Nana Vasconcelos
Saudades
Nana Vasconcelos berimbau, percussion, voice, gongs
Egberto Gismonti guitar
Members of Radio Symphony Orchestra Stuttgart
Mladen Gutesha conductor
Recorded March 1979 at Tonstudio Bauer, Ludwigsburg
Engineer: Martin Wieland
Produced by Manfred Eicher
For his third solo release, first and only for ECM under his name, the extraordinary percussionist Nana Vasconcelos created an album that grows. It has taken me a few uninterrupted sessions to appreciate the depths of Saudades, which continue to reveal themselves with every listen. Vasconcelos fronts the best with “O Berimbau,” a 19-minute ode to the metallic scrapings of its eponymous instrument. Utilizing human breath and strings, he renders a beatific icon with bare means. Breaks yield mock birdcalls for a highly filmic and contextual sound that locates us in living spirit. “Vozes” is simply those, weaving fricatives through a loom of nostalgia-laden strings. A rather different congregation of voices awaits us in “Ondas,” speaking in konnakol. Tablas and melodic rows, plowed by shakers and cowbell, channel irrigation into “Cego Aderaldo.” This, the only non-Vasconcelos piece on the album (by compatriot and musical partner Egberto Gismonti), opens with the liquid guitar of its composer in a precisely syncopated journey of intense focus. “Dado” reprises the berimbau, unaccompanied, fading into a climate of arid reflection.

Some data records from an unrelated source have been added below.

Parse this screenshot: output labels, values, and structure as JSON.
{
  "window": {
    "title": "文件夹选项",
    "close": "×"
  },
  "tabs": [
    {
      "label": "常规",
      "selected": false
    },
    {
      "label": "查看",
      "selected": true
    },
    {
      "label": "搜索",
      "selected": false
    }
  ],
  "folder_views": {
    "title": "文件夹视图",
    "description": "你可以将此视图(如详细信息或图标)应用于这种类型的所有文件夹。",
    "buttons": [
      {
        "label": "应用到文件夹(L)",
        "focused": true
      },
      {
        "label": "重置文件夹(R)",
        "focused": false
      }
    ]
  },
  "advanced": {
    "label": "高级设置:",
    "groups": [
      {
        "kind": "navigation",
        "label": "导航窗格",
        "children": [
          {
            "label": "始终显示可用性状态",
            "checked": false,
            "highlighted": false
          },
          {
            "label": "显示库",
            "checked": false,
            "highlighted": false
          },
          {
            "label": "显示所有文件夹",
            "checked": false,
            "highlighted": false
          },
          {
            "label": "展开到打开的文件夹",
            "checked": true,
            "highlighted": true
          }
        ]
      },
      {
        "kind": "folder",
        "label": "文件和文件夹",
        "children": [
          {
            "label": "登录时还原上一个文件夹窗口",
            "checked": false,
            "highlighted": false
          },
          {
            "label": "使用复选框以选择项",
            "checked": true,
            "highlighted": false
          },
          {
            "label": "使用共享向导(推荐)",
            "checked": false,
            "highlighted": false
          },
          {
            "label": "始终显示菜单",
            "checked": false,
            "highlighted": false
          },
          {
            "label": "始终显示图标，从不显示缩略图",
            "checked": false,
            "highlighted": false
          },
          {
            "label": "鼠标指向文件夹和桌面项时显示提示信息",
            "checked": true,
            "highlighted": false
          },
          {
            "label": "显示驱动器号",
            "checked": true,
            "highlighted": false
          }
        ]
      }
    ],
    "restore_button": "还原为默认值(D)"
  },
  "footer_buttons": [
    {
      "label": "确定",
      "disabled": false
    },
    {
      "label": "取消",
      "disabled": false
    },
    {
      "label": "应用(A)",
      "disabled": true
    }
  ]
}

From the back cover of the original vinyl (photo by Roberto Masotti)
Saudades is a self-portrait in sound. Vasconcelos plays as one communicates, with the immediacy of speech and the lingering effects of bodily gestures. This minimal approach yields a broadening territory of fallow lands. His is not simply a musical language but language, period.